Capítulo 28

En la sala de interrogatorios, esta vez las cosas eran distintas. Joel comprendió que estaba en una encrucijada. Al principio, ni siquiera le interrogó nadie. Estuvo horas sentado, a veces con el sargento Starr, a veces con Fabia Bender, a veces con una mujer policía a quien los otros dos llamaban Sherry. La abogada de oficio, aquella rubia de pelo greñudo no estaba -«Yo te defenderé cuando llegue el momento», le había dicho Fabia a Joel-, pero la grabadora enorme y de aspecto indudablemente oficial estaba siempre allí, esperando a que la encendieran. Sin embargo, nadie pulsó el botón pertinente y nadie dijo nada. Ni una palabra, sino que entraban y salían y se quedaban sentados en silencio. Joel se dijo que estaban esperando a que algo o alguien se uniera a ellos, pero su silencio le ponía nervioso y le debilitaba los huesos.

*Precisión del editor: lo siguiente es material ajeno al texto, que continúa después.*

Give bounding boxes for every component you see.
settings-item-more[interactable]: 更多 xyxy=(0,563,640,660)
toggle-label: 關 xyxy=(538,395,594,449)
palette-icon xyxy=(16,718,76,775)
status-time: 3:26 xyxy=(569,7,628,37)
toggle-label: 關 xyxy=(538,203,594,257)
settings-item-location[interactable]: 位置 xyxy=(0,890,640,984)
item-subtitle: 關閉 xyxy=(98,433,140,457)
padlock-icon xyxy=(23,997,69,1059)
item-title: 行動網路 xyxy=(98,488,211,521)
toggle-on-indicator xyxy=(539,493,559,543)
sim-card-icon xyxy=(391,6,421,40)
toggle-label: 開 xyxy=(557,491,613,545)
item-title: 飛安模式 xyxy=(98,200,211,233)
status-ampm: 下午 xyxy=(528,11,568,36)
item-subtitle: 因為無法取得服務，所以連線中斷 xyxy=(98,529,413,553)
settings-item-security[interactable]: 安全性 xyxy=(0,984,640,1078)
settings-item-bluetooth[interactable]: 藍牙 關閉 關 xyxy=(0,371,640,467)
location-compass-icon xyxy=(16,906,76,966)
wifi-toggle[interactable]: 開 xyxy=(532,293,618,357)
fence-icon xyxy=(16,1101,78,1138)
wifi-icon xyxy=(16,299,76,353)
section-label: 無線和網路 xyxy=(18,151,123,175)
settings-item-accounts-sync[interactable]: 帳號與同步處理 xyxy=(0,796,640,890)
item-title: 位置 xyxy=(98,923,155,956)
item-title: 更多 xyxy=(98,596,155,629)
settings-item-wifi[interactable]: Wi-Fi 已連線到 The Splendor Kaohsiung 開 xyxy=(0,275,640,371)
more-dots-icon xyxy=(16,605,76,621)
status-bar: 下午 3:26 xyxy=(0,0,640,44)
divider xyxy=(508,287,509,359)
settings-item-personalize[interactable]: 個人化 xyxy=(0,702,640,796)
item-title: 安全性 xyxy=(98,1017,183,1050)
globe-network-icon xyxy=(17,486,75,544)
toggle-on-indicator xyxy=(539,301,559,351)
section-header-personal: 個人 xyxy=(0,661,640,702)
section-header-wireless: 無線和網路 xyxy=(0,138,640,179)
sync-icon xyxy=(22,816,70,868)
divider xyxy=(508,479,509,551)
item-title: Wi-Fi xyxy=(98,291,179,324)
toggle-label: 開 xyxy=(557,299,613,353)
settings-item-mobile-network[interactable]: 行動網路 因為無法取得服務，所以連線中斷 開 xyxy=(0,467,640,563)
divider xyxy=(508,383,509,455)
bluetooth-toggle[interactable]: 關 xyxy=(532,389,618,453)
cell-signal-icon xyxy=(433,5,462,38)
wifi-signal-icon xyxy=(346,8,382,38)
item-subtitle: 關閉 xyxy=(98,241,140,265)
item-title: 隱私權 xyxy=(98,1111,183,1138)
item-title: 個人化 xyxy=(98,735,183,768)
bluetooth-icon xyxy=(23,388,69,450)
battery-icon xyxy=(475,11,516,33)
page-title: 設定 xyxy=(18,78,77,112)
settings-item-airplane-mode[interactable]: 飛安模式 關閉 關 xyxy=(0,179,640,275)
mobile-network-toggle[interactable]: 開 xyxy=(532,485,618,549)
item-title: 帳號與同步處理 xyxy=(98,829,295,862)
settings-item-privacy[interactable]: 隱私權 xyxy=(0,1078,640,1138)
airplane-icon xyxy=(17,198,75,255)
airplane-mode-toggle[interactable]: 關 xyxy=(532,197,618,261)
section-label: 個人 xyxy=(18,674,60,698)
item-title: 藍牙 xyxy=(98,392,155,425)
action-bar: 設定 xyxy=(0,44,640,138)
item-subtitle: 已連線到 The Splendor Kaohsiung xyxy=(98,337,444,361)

Ya se había percatado de que era probable que la situación en la que se encontraba -allí sentado en la sala de interrogatorios- se desarrollara de un modo muy distinto a su anterior visita a la comisaría de Harrow Road. Llegó a esa conclusión gracias al último cruce de palabras con el Cuchilla. Entonces, por fin juntó las piezas y se vio como lo que había sido desde hacía tiempo y sin saberlo: un actor en un drama de venganza. Era un drama cuyo argumento no comprendió hasta su conversación con Stanley Hynds, mientras Neal Wyatt pululaba cerca, sin duda esperando a recoger más recompensas, un pago por lo que había logrado conseguir a instancias del Cuchilla.

En aquellos precisos momentos, Joel veía los detalles sólo de manera imperfecta. Algunas cosas las sabía seguro; otras únicamente las intuía.

Un gran espejo colgaba en la pared enfrente de la mesa a la que estaba sentado. Joel dedujo rápida y correctamente que era un espejo de dos direcciones, había visto ese tipo de cosas en las series policiacas de la televisión. Suponía que había entrado y salido gente al otro lado, examinándole y esperando a que diera algún indicio que le señalara como culpable, así que intentó por todos los medios no proporcionárselo, aunque no estaba seguro de cómo hacerlo.

Imaginaba que intentaban desestabilizarle con la espera y el silencio. No era exactamente lo que había esperado, así que empleó el tiempo para estudiarse las manos. Estaban libres de las esposas y se frotó las muñecas, porque aunque no tenía marcas, aún notaba la presión y las rozaduras, a través de la piel y hasta los huesos. Le habían prometido un sándwich y le habían dado una Coca-Cola. La rodeó con los dedos y trató de pensar en algo agradable, en lo que fuera menos en dónde estaba y en lo que seguramente iba a pasar después. Pero no lo logró. Así que reflexionó sobre preguntas y respuestas.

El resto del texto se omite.